Madam Speaker, I listened with fascination to my colleague's dissertation, and many of her complaints are absolutely fair. Our role as opposition is to show when there are problems with bills. That is what we are here to do.
Clearly, this bill does not go far enough in addressing the outstanding crisis that we are seeing across this country. However, the question is what we do with the bill before us. I see what the Bloc is doing. It is attempting to divert attention by saying that this is an attempt to treat Quebec unfairly.
We know the mendacity of that argument. I am not even going to respond to it. Does it address all the workers? No, it does not, but does it address some workers? Yes, it does. What should the opposition do at that point? We must continue to fight for fair EI.

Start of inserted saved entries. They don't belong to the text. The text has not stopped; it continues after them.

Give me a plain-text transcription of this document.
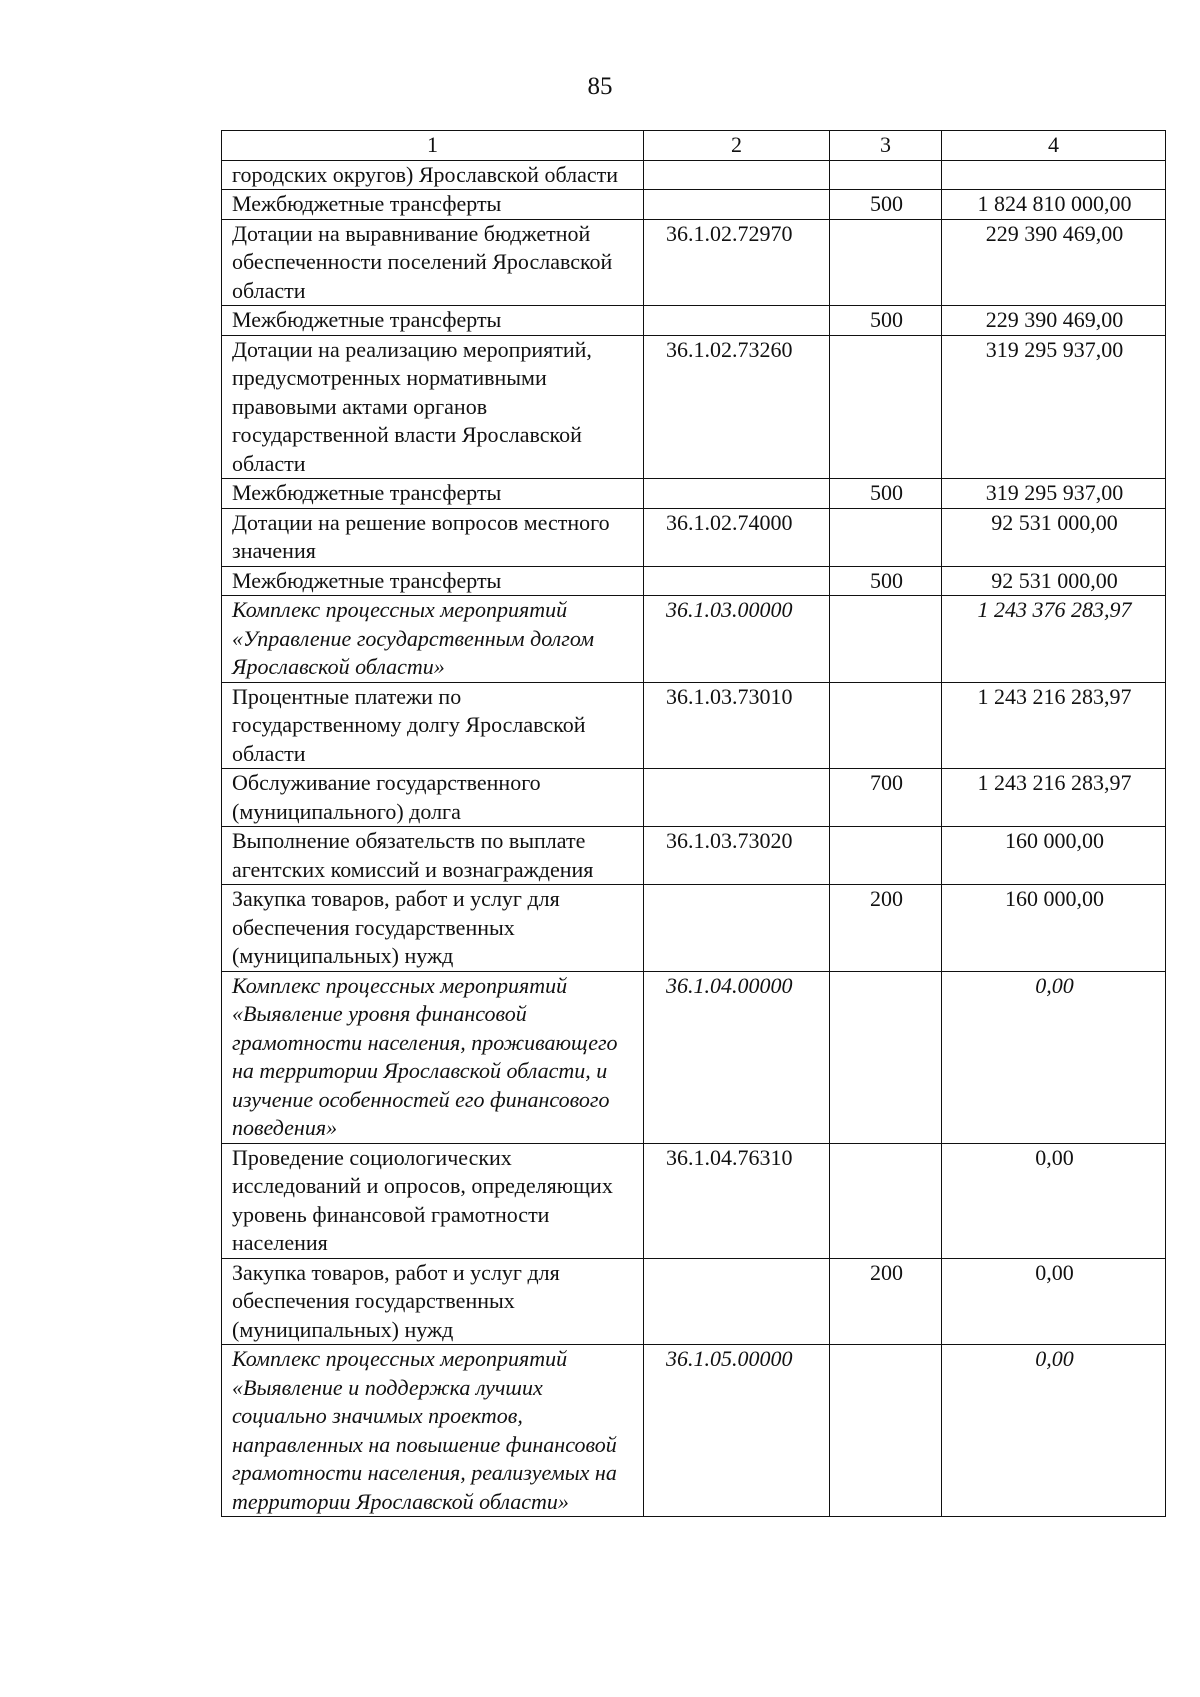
85
1	2	3	4
городских округов) Ярославской области			
Межбюджетные трансферты		500	1 824 810 000,00
Дотации на выравнивание бюджетной обеспеченности поселений Ярославской области	36.1.02.72970		229 390 469,00
Межбюджетные трансферты		500	229 390 469,00
Дотации на реализацию мероприятий, предусмотренных нормативными правовыми актами органов государственной власти Ярославской области	36.1.02.73260		319 295 937,00
Межбюджетные трансферты		500	319 295 937,00
Дотации на решение вопросов местного значения	36.1.02.74000		92 531 000,00
Межбюджетные трансферты		500	92 531 000,00
Комплекс процессных мероприятий «Управление государственным долгом Ярославской области»	36.1.03.00000		1 243 376 283,97
Процентные платежи по государственному долгу Ярославской области	36.1.03.73010		1 243 216 283,97
Обслуживание государственного (муниципального) долга		700	1 243 216 283,97
Выполнение обязательств по выплате агентских комиссий и вознаграждения	36.1.03.73020		160 000,00
Закупка товаров, работ и услуг для обеспечения государственных (муниципальных) нужд		200	160 000,00
Комплекс процессных мероприятий «Выявление уровня финансовой грамотности населения, проживающего на территории Ярославской области, и изучение особенностей его финансового поведения»	36.1.04.00000		0,00
Проведение социологических исследований и опросов, определяющих уровень финансовой грамотности населения	36.1.04.76310		0,00
Закупка товаров, работ и услуг для обеспечения государственных (муниципальных) нужд		200	0,00
Комплекс процессных мероприятий «Выявление и поддержка лучших социально значимых проектов, направленных на повышение финансовой грамотности населения, реализуемых на территории Ярославской области»	36.1.05.00000		0,00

I will put this question to the member. Is the Bloc Quebecois the trained poodle of the Liberal Party? When the Liberal Party says that it wants an election and that it does not matter that there is $1 billion on the table, does the Bloc run behind it and say, “Me too, me too”?

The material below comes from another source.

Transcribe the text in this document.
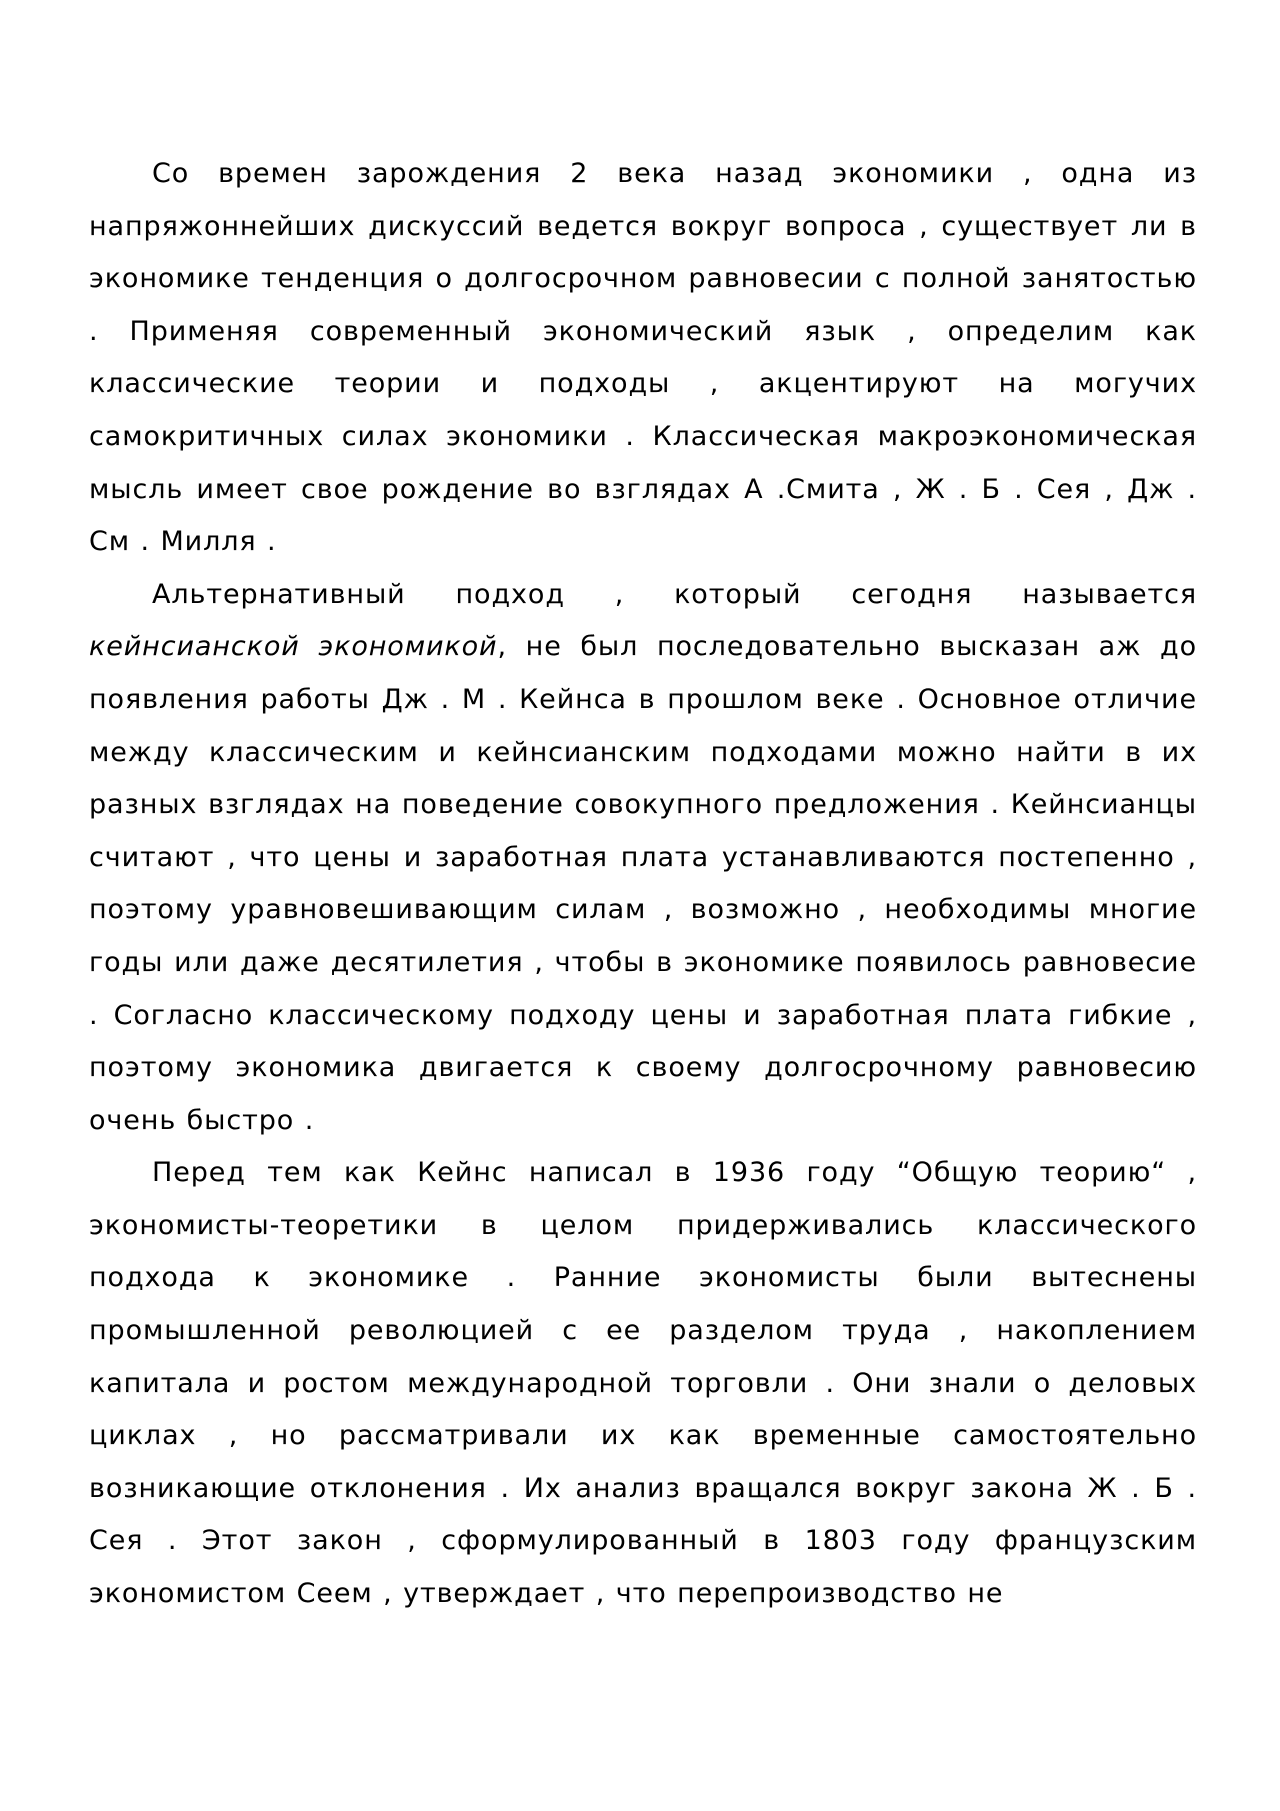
Со времен зарождения 2 века назад экономики , одна из напряжоннейших дискуссий ведется вокруг вопроса , существует ли в экономике тенденция о долгосрочном равновесии с полной занятостью . Применяя современный экономический язык , определим как классические теории и подходы , акцентируют на могучих самокритичных силах экономики . Классическая макроэкономическая мысль имеет свое рождение во взглядах А .Смита , Ж . Б . Сея , Дж . См . Милля .

Альтернативный подход , который сегодня называется кейнсианской экономикой, не был последовательно высказан аж до появления работы Дж . М . Кейнса в прошлом веке . Основное отличие между классическим и кейнсианским подходами можно найти в их разных взглядах на поведение совокупного предложения . Кейнсианцы считают , что цены и заработная плата устанавливаются постепенно , поэтому уравновешивающим силам , возможно , необходимы многие годы или даже десятилетия , чтобы в экономике появилось равновесие . Согласно классическому подходу цены и заработная плата гибкие , поэтому экономика двигается к своему долгосрочному равновесию очень быстро .

Перед тем как Кейнс написал в 1936 году “Общую теорию“ , экономисты-теоретики в целом придерживались классического подхода к экономике . Ранние экономисты были вытеснены промышленной революцией с ее разделом труда , накоплением капитала и ростом международной торговли . Они знали о деловых циклах , но рассматривали их как временные самостоятельно возникающие отклонения . Их анализ вращался вокруг закона Ж . Б . Сея . Этот закон , сформулированный в 1803 году французским экономистом Сеем , утверждает , что перепроизводство не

That is not opposition. Under the Liberals for the last two years, nothing was being put on the table for EI. Now, we have $1 billion. It is certainly not enough. There are other bills that have to be addressed. We have to continue to fight for that.
I would like to ask my hon. colleague a valid question here. Is she running after the Liberal Party leader, or is she going to stay here in the House and make sure that this money gets out to people?